Saturday, October 2, 2010

Song Fa Bak Kut Teh

I thought it would be a good time to talk about my favourite bak kut teh in town, although I do have another fav outside of town.

The first one is Songfa which is just located opposite Clarke Quay Central, and has 2 outlets almost next to each other.

The other fav of mine is Founder at Balestier, but I will leave that for another post.

I discovered this quite by accident a couple of months back while sitting at Starbucks at Central and noticed that there was a steady stream of crowd at this particular bak kut teh outlet.

Curious, I brought my wife along one Saturday weekend and lo and behold, we practically had to fight for our table as the crowd was neverending on a lunch hour. Nevertheless, we settled down to the standard dishes you will get from notable bak kut teh places.

Bak Kut Teh
Songfa does the more Teochew style of bak kut teh ie. it is more peppery. I happen to find out this interesting nugget about the difference between Hokkien and Teochew soups from Leslie Tay (who runs and learnt that in the 1860s, Teochews mainly own the pepper market in Singapore and thus, used pepper in their soups more than the Hokkiens, who prefer a more herb type of mixture.

On to the dish itself, and what I like about Songfa is that while the soup is peppery, it is not overly overpowering to the point it masks the hearty flavor of the broth underneath. The pork ribs itself was very tender and the meat practically fell off the bones, a sign that it was very well cooked. And, there was no hint of porky smell as well. Overall, it was excellent.

Pig Liver Soup
As would expected from most bah kut teh places, they tend to use the same soup base for their other dishes, and we tried the pig liver soup. The pig livers themselves were tender with a nice medium texture, and thankfully not overcooked like some other places. Pauline did feel it was slightly cut too thin, maybe as a means of cutting cost perhaps :)

They do have other similar dishes like pig kidney and if you are willing to spend a bit more, premium ribs and pork tenderloins.

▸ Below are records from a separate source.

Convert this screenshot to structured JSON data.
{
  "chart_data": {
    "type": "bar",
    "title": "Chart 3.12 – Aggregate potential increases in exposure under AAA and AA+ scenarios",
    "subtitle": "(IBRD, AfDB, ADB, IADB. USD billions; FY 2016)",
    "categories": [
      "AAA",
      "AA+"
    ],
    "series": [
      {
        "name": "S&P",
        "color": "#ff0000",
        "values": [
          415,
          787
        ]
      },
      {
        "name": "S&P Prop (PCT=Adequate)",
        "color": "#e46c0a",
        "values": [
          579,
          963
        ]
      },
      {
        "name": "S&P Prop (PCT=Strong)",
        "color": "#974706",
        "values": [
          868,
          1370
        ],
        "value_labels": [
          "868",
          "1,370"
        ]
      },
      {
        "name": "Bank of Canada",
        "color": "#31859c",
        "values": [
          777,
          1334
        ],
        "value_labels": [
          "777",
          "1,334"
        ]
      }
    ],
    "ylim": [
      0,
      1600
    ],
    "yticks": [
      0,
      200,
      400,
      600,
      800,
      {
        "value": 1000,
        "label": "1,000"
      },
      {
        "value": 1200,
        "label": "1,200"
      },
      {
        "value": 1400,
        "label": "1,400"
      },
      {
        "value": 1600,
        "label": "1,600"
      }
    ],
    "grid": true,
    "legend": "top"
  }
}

Only caveat is the price here is somewhat more steep than your regular bak kut teh outlets.

Pig Trotter
A dish that we will always order when we devour our bak kut teh is the braised pig trotter in soya sauce. Here, the sauce is just nicely balanced, not too light to be bland and not overly savoury at the same time. The pig trotter was well treated and the lean meat, delicious and moist.

However, our portion had too much fatty skin and far too little lean meat, and while some people do like to eat the fat portion, we could hardly find the tendon, though when I did manage to bite on a piece, it was quite delightful!

As per the standard, you can have this with rice, dough fritters (or you tiao) and Songfa has an inner outlet which is more comfortable and comes with a teapot for each table if you prefer to go the classic way of drinking chinese tea to wash down the pork. For us, 2 cups of homemade barley did the same trick, and the barley was not too shabby either.

Bak Kut Teh Spread
Overall, the price was the main complaint as this, we suspect, is due to the fact that Songfa is situated in town and they seem to have done some marketing as well (they have their own website). Barring this price issue, I would heartily recommend this to any bak kut teh lovers.

In the end, Founder has better value of money, and better portions too, but then, Balestier is somewhat out of town's way and for those who prefer some place more central, Songfa is an obvious choice.

Song Fa Bak Kut Teh
11 New Bridge Road

1 comment:

  1. I like to eat here also, mainly because of its rather convenient location! But it helps that their bah kut teh is quite tasty as well.